Tras la humildad viene el respeto al misterio ante el intento de encapsularlo
en fórmulas o en esquemas humanos. La tercera consecuencia es la transformación
del hombre. Lo sobrenatural no solo eleva, transforma al hombre, lo
metamorfosea, lo transfigura, sin perder su ser natural, lo lleva a una
plenitud que no tendría sin lo sobrenatural, que no es una sobrenaturaleza con
sustancia y consistencia propias que vendría a superponerse a la naturaleza, o
bien a desalojarla. Ni la desdeña ni la destruye; le da forma, la rehace, según
la necesidad. La transfigura y la transforma en todas sus actividades, esta es
la transcendencia verdadera, que va al núcleo de lo humano para elevarlo, no lo
destruye. La gracia presupone siempre la naturaleza. Es el corolario de la
Encarnación. Si Dios se ha hecho hombre, la naturaleza humana es asumida por la
divina y elevada.
La gracia, insiste De Lubac, no se opone a la naturaleza,
como tanto se ha hecho creer, se opone al pecado. Es el pecado, una realidad no
querida por Dios, fruto del uso de la libertad, lo que se opone a lo que
verdaderamente el hombre puede ser, de ahí que la gracia, lo sobrenatural, sea
necesario para curar la herida del pecado en la naturaleza. La unión de la
naturaleza y de la gracia queda consumada por el misterio de la Redención.

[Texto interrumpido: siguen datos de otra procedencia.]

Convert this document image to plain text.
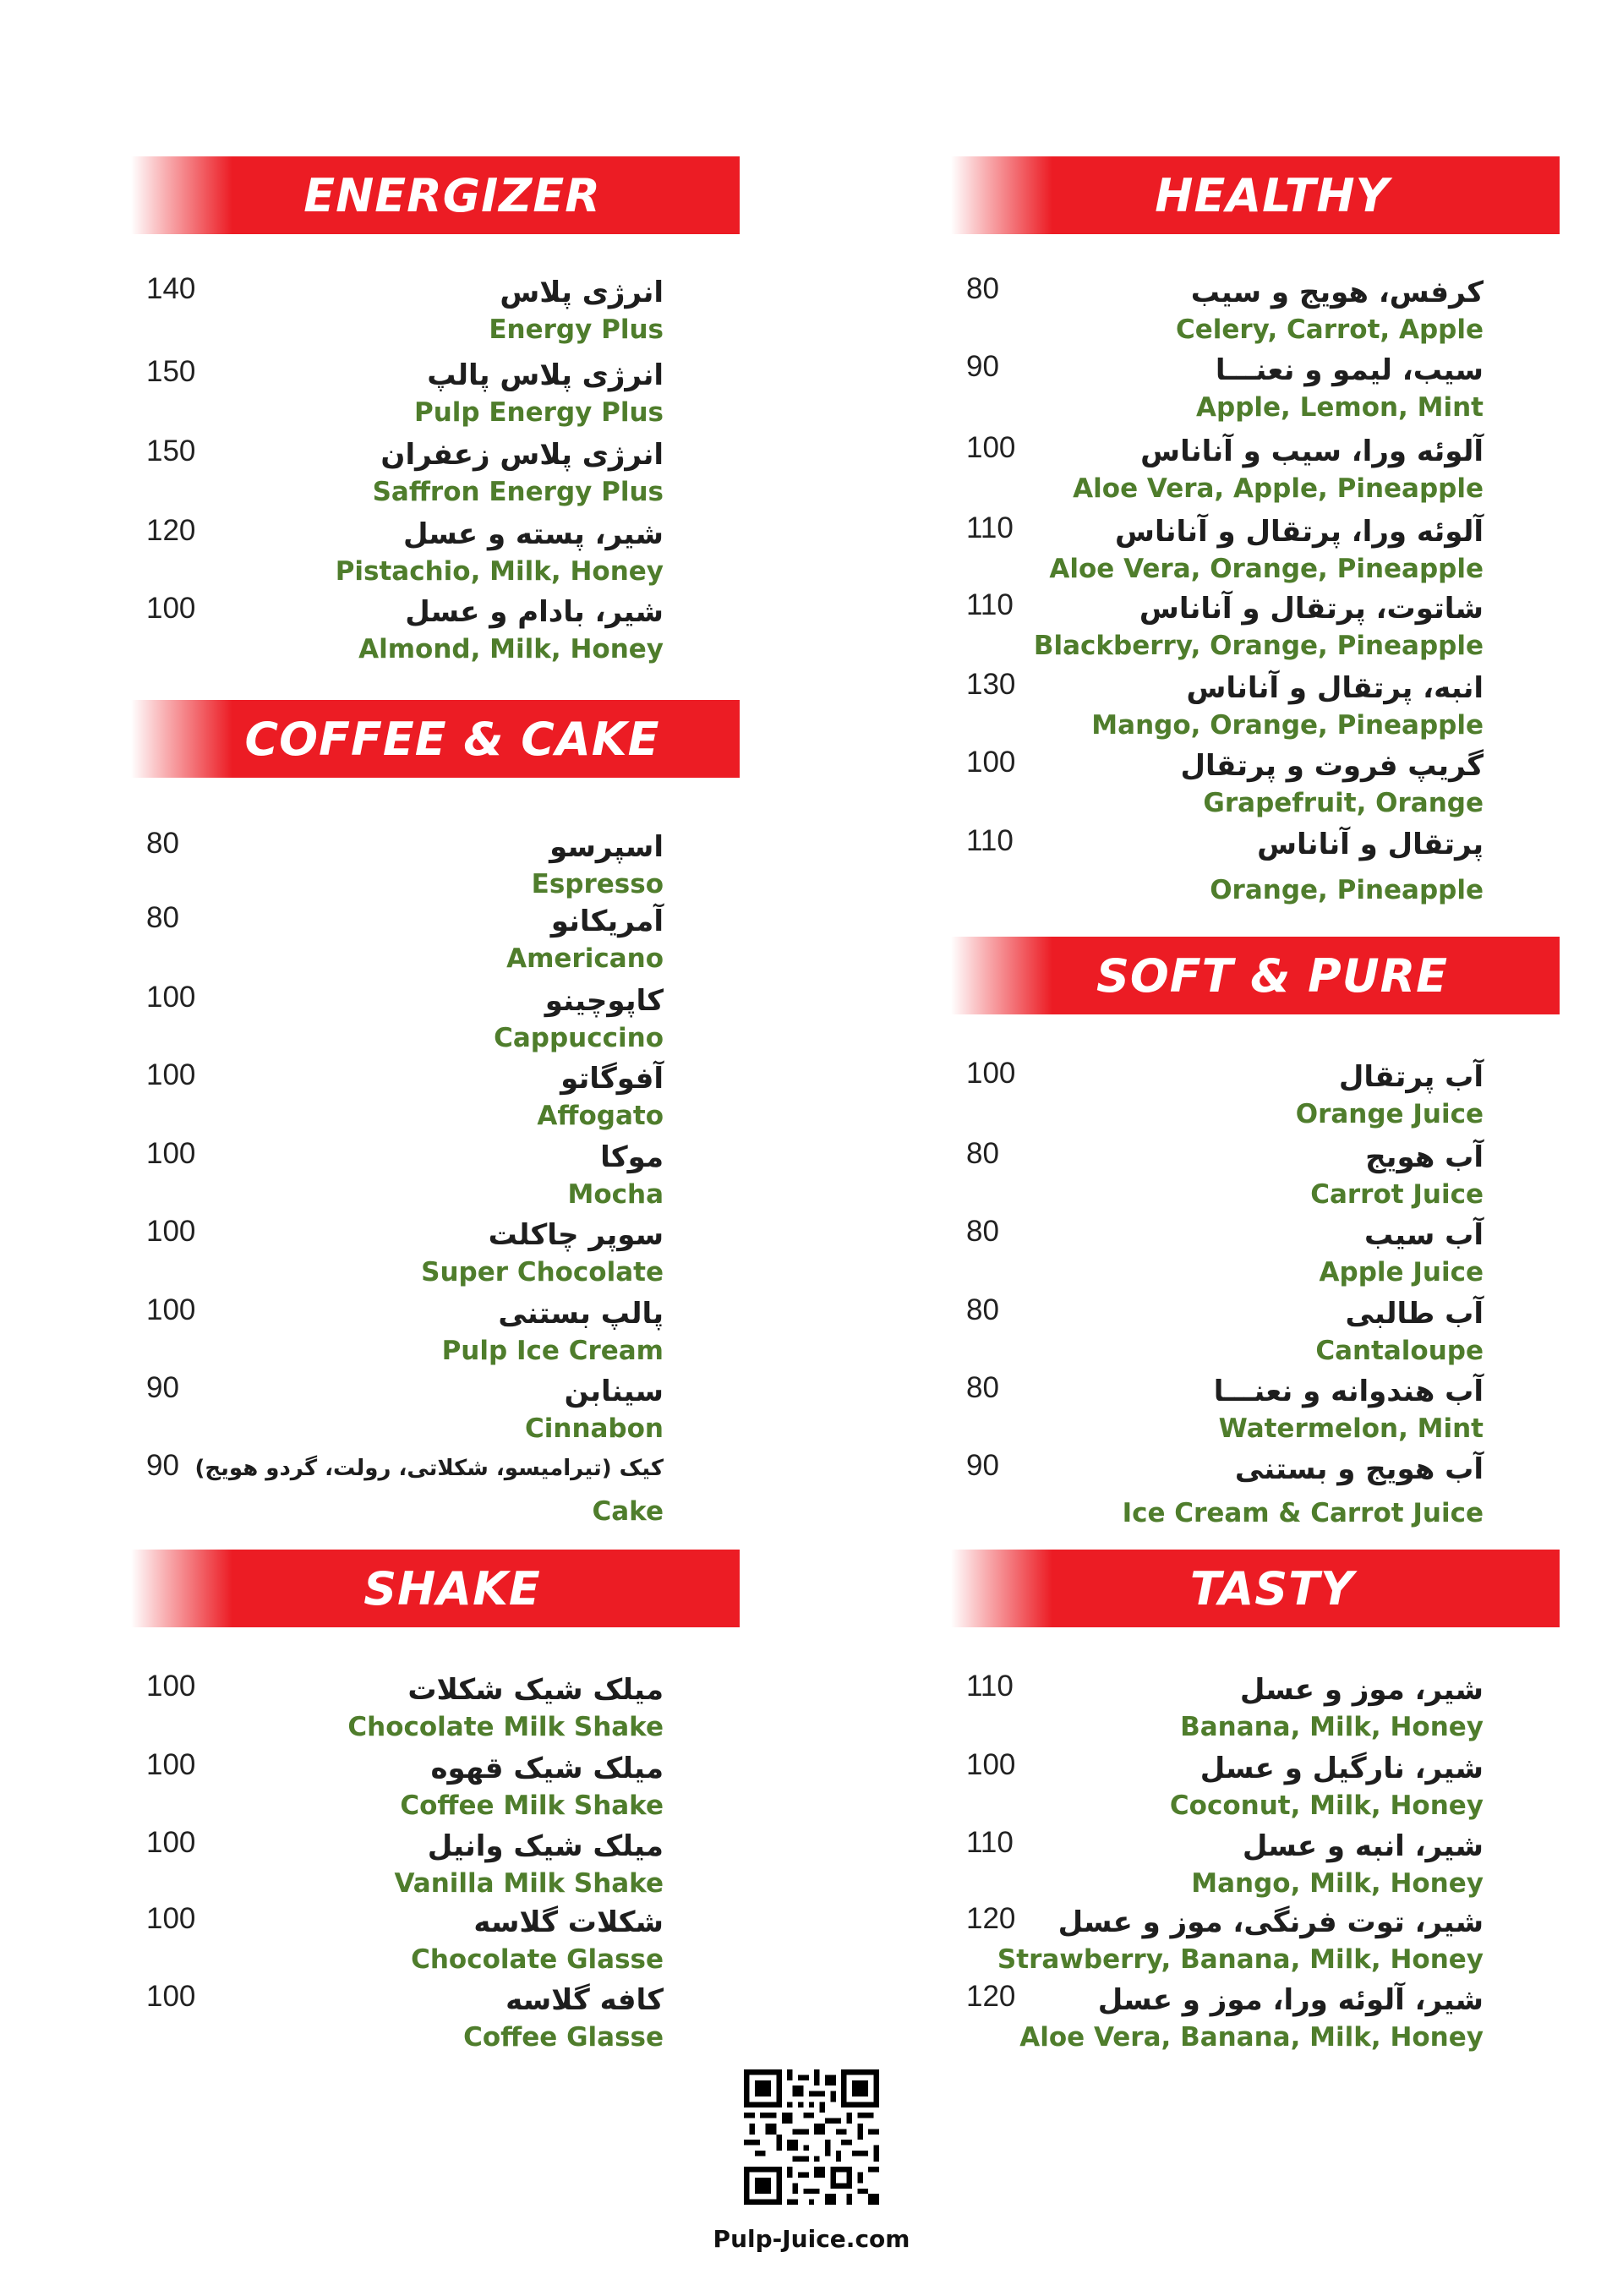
ENERGIZER
140	انرژی پلاس
Energy Plus
150	انرژی پلاس پالپ
Pulp Energy Plus
150	انرژی پلاس زعفران
Saffron Energy Plus
120	شیر، پسته و عسل
Pistachio, Milk, Honey
100	شیر، بادام و عسل
Almond, Milk, Honey
COFFEE & CAKE
80	اسپرسو
Espresso
80	آمریکانو
Americano
100	کاپوچینو
Cappuccino
100	آفوگاتو
Affogato
100	موکا
Mocha
100	سوپر چاکلت
Super Chocolate
100	پالپ بستنی
Pulp Ice Cream
90	سینابن
Cinnabon
90 کیک (تیرامیسو، شکلاتی، رولت، گردو هویج)
Cake
SHAKE
100	میلک شیک شکلات
Chocolate Milk Shake
100	میلک شیک قهوه
Coffee Milk Shake
100	میلک شیک وانیل
Vanilla Milk Shake
100	شکلات گلاسه
Chocolate Glasse
100	کافه گلاسه
Coffee Glasse
HEALTHY
80	کرفس، هویج و سیب
Celery, Carrot, Apple
90	سیب، لیمو و نعنـــا
Apple, Lemon, Mint
100	آلوئه ورا، سیب و آناناس
Aloe Vera, Apple, Pineapple
110	آلوئه ورا، پرتقال و آناناس
Aloe Vera, Orange, Pineapple
110	شاتوت، پرتقال و آناناس
Blackberry, Orange, Pineapple
130	انبه، پرتقال و آناناس
Mango, Orange, Pineapple
100	گریپ فروت و پرتقال
Grapefruit, Orange
110	پرتقال و آناناس
Orange, Pineapple
SOFT & PURE
100	آب پرتقال
Orange Juice
80	آب هویج
Carrot Juice
80	آب سیب
Apple Juice
80	آب طالبی
Cantaloupe
80	آب هندوانه و نعنـــا
Watermelon, Mint
90	آب هویج و بستنی
Ice Cream & Carrot Juice
TASTY
110	شیر، موز و عسل
Banana, Milk, Honey
100	شیر، نارگیل و عسل
Coconut, Milk, Honey
110	شیر، انبه و عسل
Mango, Milk, Honey
120 شیر، توت فرنگی، موز و عسل
Strawberry, Banana, Milk, Honey
120	شیر، آلوئه ورا، موز و عسل
Aloe Vera, Banana, Milk, Honey
Pulp-Juice.com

Desde la Encarnación hasta la Redención, el hombre es llevado a la vida divina.
El hombre entero, no una parte de él, el alma, o una parte de los hombres. El
pecado es una realidad personal que infecta al cuerpo social y al individuo
concreto, por eso es personal el pecado, porque como la salvación, también es
relacional. De ahí la necesidad de salvar las condiciones sociales mediante una
transformación radical del hombre y de los hombres.

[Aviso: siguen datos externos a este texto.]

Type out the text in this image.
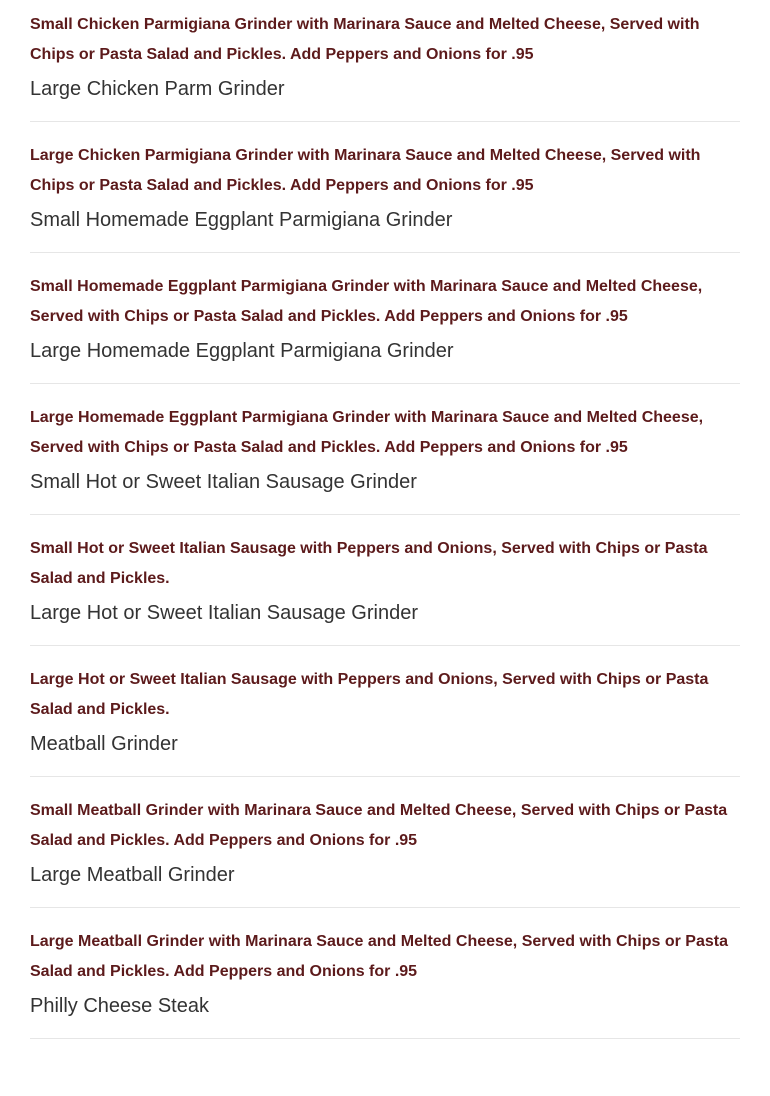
Small Chicken Parmigiana Grinder with Marinara Sauce and Melted Cheese, Served with Chips or Pasta Salad and Pickles. Add Peppers and Onions for .95

Large Chicken Parm Grinder

Large Chicken Parmigiana Grinder with Marinara Sauce and Melted Cheese, Served with Chips or Pasta Salad and Pickles. Add Peppers and Onions for .95

Small Homemade Eggplant Parmigiana Grinder

Small Homemade Eggplant Parmigiana Grinder with Marinara Sauce and Melted Cheese, Served with Chips or Pasta Salad and Pickles. Add Peppers and Onions for .95

Large Homemade Eggplant Parmigiana Grinder

Large Homemade Eggplant Parmigiana Grinder with Marinara Sauce and Melted Cheese, Served with Chips or Pasta Salad and Pickles. Add Peppers and Onions for .95

Small Hot or Sweet Italian Sausage Grinder

Small Hot or Sweet Italian Sausage with Peppers and Onions, Served with Chips or Pasta Salad and Pickles.

Large Hot or Sweet Italian Sausage Grinder

Large Hot or Sweet Italian Sausage with Peppers and Onions, Served with Chips or Pasta Salad and Pickles.

Meatball Grinder

Small Meatball Grinder with Marinara Sauce and Melted Cheese, Served with Chips or Pasta Salad and Pickles. Add Peppers and Onions for .95

Large Meatball Grinder

Large Meatball Grinder with Marinara Sauce and Melted Cheese, Served with Chips or Pasta Salad and Pickles. Add Peppers and Onions for .95

Philly Cheese Steak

El volumen se cierra con una serie de apéndices que aumentan
el valor de la obra. Se trata de pequeños trabajos sobre el Concilio Vaticano
II, la Iglesia en el mundo y un pequeño texto precioso de desagravio a Pablo
VI, papa que sufrió mucho en sus últimos años y que intentó aplicar las
intenciones del Concilio sin provocar un cisma en la Iglesia. El Cardenal De
Lubac se siente muy cerca de él cuando reproduce aquellas palabras suyas: “El
humanismo laico y profano se ha mostrado al fin es sus aterradoras dimensiones
y, en cierto sentido, ha desafiado al Concilio. La religión del Dios que se ha
hecho hombre ha chocado con la religión –porque de una religión se trata- del
hombre que se hace Dios”. Son palabras que De Lubac subraya como propias de un
análisis profético de los efectos de confundir los términos y no comprender qué
significa naturaleza y qué significa gracia. El hombre, para ser tal, necesita
de ambos para entenderse a sí mismo. Naturaleza y gracia: Dios que viene al
hombre y el hombre que va a Dios. Esta es la esencia del cristianismo.